Capturing Common, Multi-Ethnic Human Variation On A Single Microarray. S.S. Murray, P.C. Ng, K. Kuhn, D. Peiffer, L. Zhou, L. Galver, C. Taylor, K. Gunderson, R. Shen. Illumina, Inc, San Diego, CA.
Many of the common SNPs in the genome are known and the results of the International HapMap Project have shown that the information from a majority of these SNPs can be captured by genotyping 250,000-500,000 well-chosen tagSNPs (International HapMap Project, 2005). We have developed a standard tagSNP panel of over 555,000 SNP loci that capture the majority of common variation in CEPH (Caucasian), Han Chinese/Japanese, and Yoruba populations.

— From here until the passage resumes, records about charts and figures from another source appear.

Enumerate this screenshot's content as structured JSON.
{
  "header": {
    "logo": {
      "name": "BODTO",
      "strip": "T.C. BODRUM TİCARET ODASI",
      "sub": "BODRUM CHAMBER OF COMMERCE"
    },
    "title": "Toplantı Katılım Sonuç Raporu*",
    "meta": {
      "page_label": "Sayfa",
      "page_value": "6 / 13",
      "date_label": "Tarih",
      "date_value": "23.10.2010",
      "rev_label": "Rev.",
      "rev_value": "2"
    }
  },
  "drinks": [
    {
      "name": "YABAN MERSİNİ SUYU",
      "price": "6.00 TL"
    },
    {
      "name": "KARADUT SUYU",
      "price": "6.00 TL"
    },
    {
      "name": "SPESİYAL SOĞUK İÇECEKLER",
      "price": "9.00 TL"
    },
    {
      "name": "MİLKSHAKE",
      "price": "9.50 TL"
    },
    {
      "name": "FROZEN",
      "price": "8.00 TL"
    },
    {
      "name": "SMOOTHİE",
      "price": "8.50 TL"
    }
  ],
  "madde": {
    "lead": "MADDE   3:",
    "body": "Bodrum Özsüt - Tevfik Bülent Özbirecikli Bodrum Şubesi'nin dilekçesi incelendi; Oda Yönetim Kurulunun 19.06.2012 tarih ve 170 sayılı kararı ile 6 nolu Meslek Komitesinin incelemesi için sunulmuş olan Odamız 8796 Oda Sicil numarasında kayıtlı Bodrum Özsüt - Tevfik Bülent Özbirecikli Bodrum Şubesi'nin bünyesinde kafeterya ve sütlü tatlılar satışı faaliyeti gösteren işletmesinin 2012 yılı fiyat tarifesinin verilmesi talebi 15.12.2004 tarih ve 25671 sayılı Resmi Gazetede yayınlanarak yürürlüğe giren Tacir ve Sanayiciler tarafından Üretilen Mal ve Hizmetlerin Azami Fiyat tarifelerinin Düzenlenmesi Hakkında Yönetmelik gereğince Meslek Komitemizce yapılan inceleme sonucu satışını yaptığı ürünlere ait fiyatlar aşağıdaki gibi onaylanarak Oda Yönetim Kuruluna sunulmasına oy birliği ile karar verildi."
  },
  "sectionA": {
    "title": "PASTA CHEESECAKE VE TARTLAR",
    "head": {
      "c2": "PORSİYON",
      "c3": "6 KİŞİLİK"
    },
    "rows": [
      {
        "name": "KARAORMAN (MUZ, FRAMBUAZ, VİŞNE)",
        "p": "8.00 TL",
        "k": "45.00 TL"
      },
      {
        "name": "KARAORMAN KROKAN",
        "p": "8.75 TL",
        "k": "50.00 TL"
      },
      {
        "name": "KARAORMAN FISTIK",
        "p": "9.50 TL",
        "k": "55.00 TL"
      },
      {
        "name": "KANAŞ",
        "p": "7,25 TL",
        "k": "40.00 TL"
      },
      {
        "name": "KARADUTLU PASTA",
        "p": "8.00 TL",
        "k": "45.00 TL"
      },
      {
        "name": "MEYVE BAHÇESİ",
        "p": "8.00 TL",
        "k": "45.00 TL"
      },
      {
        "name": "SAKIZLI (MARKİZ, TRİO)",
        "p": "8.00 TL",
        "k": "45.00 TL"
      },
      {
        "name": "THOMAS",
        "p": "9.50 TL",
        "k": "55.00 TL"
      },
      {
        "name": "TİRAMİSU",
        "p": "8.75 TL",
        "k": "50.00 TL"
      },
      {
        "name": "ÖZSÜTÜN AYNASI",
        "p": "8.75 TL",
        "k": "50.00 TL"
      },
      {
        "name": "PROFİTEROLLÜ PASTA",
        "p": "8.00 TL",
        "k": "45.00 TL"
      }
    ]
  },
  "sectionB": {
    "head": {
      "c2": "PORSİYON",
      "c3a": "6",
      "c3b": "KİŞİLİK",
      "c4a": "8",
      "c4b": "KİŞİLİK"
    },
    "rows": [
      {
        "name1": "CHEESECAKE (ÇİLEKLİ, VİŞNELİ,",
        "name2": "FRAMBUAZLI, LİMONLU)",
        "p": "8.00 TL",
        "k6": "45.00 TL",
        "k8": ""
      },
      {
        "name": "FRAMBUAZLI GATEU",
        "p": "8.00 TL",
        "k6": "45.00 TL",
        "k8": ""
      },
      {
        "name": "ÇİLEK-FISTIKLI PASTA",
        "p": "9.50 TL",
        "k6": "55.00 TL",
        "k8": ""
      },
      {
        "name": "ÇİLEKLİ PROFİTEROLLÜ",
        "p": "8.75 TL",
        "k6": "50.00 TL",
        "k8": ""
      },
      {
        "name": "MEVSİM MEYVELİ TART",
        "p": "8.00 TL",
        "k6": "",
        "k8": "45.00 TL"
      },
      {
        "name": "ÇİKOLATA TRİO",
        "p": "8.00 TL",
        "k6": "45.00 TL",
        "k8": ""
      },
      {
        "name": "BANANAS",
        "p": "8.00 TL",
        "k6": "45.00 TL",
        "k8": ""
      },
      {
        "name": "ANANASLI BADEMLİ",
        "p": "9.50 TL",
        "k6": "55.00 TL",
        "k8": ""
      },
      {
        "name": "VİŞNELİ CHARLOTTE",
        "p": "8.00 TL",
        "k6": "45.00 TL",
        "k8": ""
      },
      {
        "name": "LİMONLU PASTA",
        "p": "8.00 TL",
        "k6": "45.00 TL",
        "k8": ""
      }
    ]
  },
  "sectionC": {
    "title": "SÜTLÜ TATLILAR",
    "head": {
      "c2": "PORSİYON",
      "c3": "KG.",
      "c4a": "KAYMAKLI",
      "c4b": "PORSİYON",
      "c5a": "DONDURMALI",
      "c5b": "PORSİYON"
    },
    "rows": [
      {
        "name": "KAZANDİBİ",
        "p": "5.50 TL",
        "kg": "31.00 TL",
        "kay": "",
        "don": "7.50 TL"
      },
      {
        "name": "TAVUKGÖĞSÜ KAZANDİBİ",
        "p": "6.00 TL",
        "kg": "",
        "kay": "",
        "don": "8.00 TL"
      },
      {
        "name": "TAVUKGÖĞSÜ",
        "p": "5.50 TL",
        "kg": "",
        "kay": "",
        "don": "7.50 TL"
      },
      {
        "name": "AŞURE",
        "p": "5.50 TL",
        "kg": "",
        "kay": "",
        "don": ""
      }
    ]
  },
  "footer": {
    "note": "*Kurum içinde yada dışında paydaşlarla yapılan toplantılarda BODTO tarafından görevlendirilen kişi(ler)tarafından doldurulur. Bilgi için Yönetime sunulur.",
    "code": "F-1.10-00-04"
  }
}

The CEPH, Han Chinese/Japanese, and Yoruba populations have approximately 2 million common SNPs each (minor allele frequency 0.05) identified from the HapMap Phase I+II data. To capture this variation, tagSNPs were chosen by an algorithm utilizing the linkage disequilibrium statistic r2 (Carlson, et al. 2004). An r2=0.8 threshold was used for common SNPs in or within 10kb of genes or in evolutionarily conserved regions. For all other regions, an r2=0.7 threshold was used. This panel captures 90%, 87%, and 57% of the HapMap Phase I+II variation in CEPH, Han Chinese/Japanese, and Yoruba populations using pairwise tests at r2 0.8, respectively. Ninety-six percent, 90% and 92% of all SNP loci are polymorphic in the CEPH, Han Chinese/Japanese and Yoruba populations, respectively, with average minor allele frequencies of 0.23, 0.21, and 0.22, respectively, in these populations. The average spacing between common SNP loci (MAF 0.05) is 5.5, 6.5, and 6.2kb in the CEPH, Han Chinese/Japanese and Yoruba populations, respectively. We have also included over 4,000 SNPs from recently reported LOH/copy number (CN) regions of the genome for more comprehensive coverage for LOH/CN applications and have confirmed several hundred of these regions using this panel. In addition, we have also included 180 mitochondrial SNPs and over 7,000 non-synonymous SNPs. This tagSNP panel is a valuable resource for both genome-wide association and CN studies and will help identify genetic variation affecting both human health and disease.